Puis, se tournant vers la femme bossue :
"moi, votre fils ? Je n'ai pas cet honneur,
et ne crois pas vous avoir jamais vue.
- Ah ! Monseigneur, l'enfant dénaturé
vient, devant vous, de renier sa mère !
- Prêtre maudit, dit le juge en colère,
je te suspends de tout emploi sacré !"
Le chapelain, que la sentence accable,
tombe à genoux, et, sans être coupable,
demande grâce et feint le repentir.
Le cardinal se laisse enfin fléchir.
"Relevez-vous, ma bonté vous pardonne ;
que votre mère infirme, douce et bonne,
retrouve en vous un enfant généreux ;
rendez au moins ses derniers jours heureux ;
allez !" Le prêtre humblement se retire
avec la vieille attachée à ses pas.
Sur son cheval il la met sans mot dire,
se place en croupe et la tient dans ses bras.
Or, le voilà qui traverse la ville
fort tristement pour gagner son logis.
Dans la campagne il n'a pas fait un mille,
que sur la route il rencontre le fils ;
lors il l'arrête, et, selon leur usage :
"frère, dit-il, où courez-vous ainsi ?
- Chez Monseigneur, dit l'autre, et ce voyage,
à dire vrai, me cause du souci.
- Voulez-vous suivre un avis salutaire ?
reprit l'abbé, remettez à demain.
L'air du palais aujourd'hui n'est pas sain ;
j'en ai la preuve. Instruit par un confrère
que, pour punir un curé libertin,
notre prélat doit me donner sa cure,
j'y cours gaîment. Mais, ô mésaventure !
Il me condamne à loger et vêtir,
comme un vrai fils, cette femme étrangère,
qui me soutient aussi qu'elle est ma mère.
A leur caprice, à moins d'être martyr,

 il m'a fallu sur-le-champs consentir.

- Vous m'effrayez, dit en riant sous cape
le desservant. Plus souvent qu'il m'attrape
dans son palais, ce prélat généreux,
car, au lieu d'une, il peut m'en donner deux.
Je n'irai pas.
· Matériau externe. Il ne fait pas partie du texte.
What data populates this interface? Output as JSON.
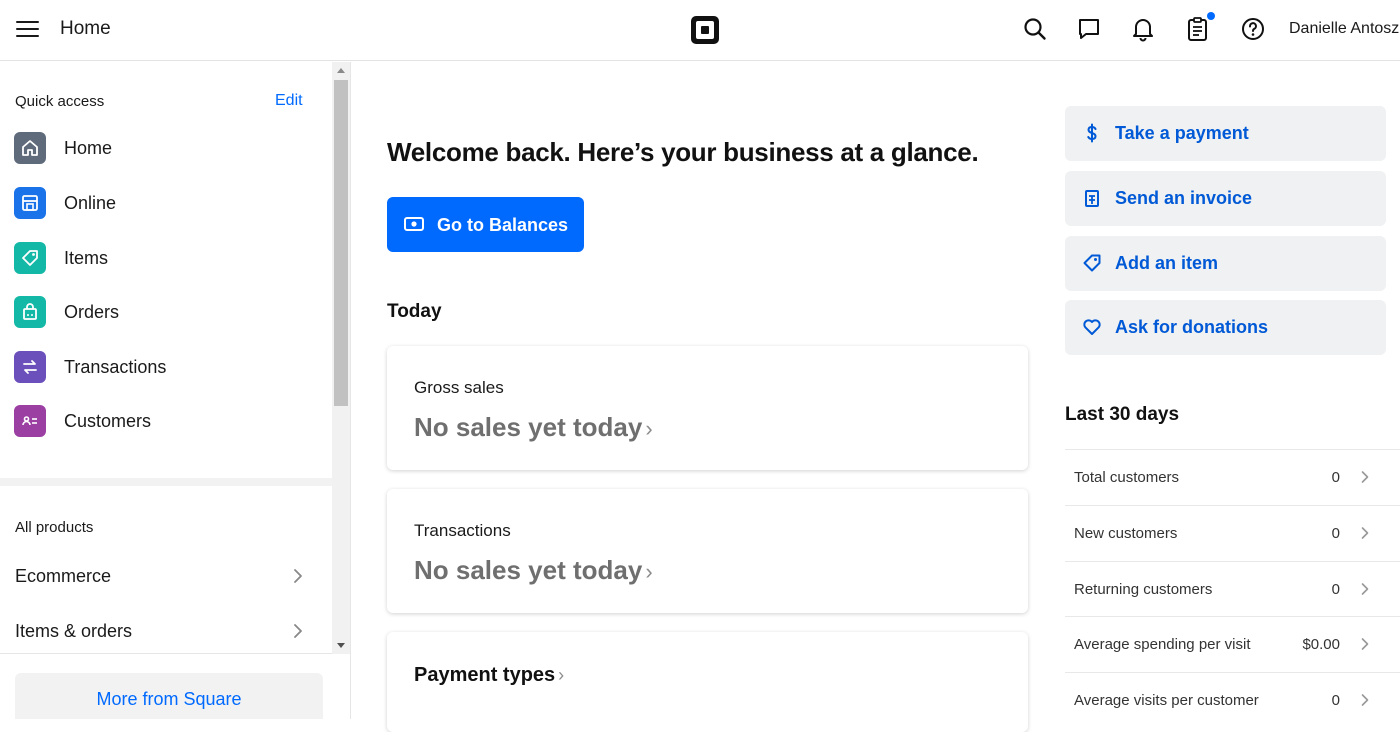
{
  "header": {
    "title": "Home",
    "user_name": "Danielle Antosz"
  },
  "sidebar": {
    "quick_access_label": "Quick access",
    "edit_label": "Edit",
    "items": [
      {
        "label": "Home",
        "icon": "home-icon",
        "color": "#5f6b7a"
      },
      {
        "label": "Online",
        "icon": "storefront-icon",
        "color": "#1a73e8"
      },
      {
        "label": "Items",
        "icon": "tag-icon",
        "color": "#14b8a6"
      },
      {
        "label": "Orders",
        "icon": "shopping-bag-icon",
        "color": "#14b8a6"
      },
      {
        "label": "Transactions",
        "icon": "swap-arrows-icon",
        "color": "#6b4fbb"
      },
      {
        "label": "Customers",
        "icon": "contact-card-icon",
        "color": "#9b3fa3"
      }
    ],
    "all_products_label": "All products",
    "products": [
      {
        "label": "Ecommerce"
      },
      {
        "label": "Items & orders"
      }
    ],
    "more_button_label": "More from Square"
  },
  "main": {
    "welcome_title": "Welcome back. Here’s your business at a glance.",
    "balances_button": "Go to Balances",
    "today_label": "Today",
    "cards": [
      {
        "label": "Gross sales",
        "value": "No sales yet today"
      },
      {
        "label": "Transactions",
        "value": "No sales yet today"
      },
      {
        "title": "Payment types"
      }
    ]
  },
  "actions": [
    {
      "label": "Take a payment",
      "icon": "dollar-icon"
    },
    {
      "label": "Send an invoice",
      "icon": "invoice-icon"
    },
    {
      "label": "Add an item",
      "icon": "tag-icon"
    },
    {
      "label": "Ask for donations",
      "icon": "heart-icon"
    }
  ],
  "last30": {
    "title": "Last 30 days",
    "rows": [
      {
        "label": "Total customers",
        "value": "0"
      },
      {
        "label": "New customers",
        "value": "0"
      },
      {
        "label": "Returning customers",
        "value": "0"
      },
      {
        "label": "Average spending per visit",
        "value": "$0.00"
      },
      {
        "label": "Average visits per customer",
        "value": "0"
      }
    ]
  },
  "colors": {
    "accent": "#006aff",
    "link": "#0059d6"
  }
}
Mais dites-moi, confrère,
seriez-vous fils à céder votre mère ?
Qui la prendrait, que lui donneriez-vous ?
- Ah ! Plût au ciel que quelqu'un fût jaloux
de ce bijou ! Ma foi, bien qu'économe,
je vous le dis, je ne plaindrais l'argent,
et tous les ans je baillerais la somme
de trente écus, et je serais content.
- Pour moitié prix, touchez : je suis votre homme,
répond le fils, si la vieille y consent."
Puis, vers sa mère aussitôt se tournant :
"notre prélat s'est montré charitable
en vous donnant ce matin un bon fils ;
mais c'est trop peu pour l'état misérable
où je vous vois : acceptez le logis
d'un autre enfant qui chez lui vous emmène.
Quant aux habits, n'en soyez plus en peine :
les quinze écus de votre fils aîné
y pourvoiront ; tout vous sera donné."
De ce marché chacun se félicite :
par là le fils, obtenant son pardon,
voyait la paix rentrer dans sa maison ;
et, de la vieille enchanté d'être quitte,
le chapelain, en comptant ses écus,

disait : "j'ai vu des prêtres vénérables

que l'on citait pour actes charitables :
frère, aujourd'hui vous les avez vaincus."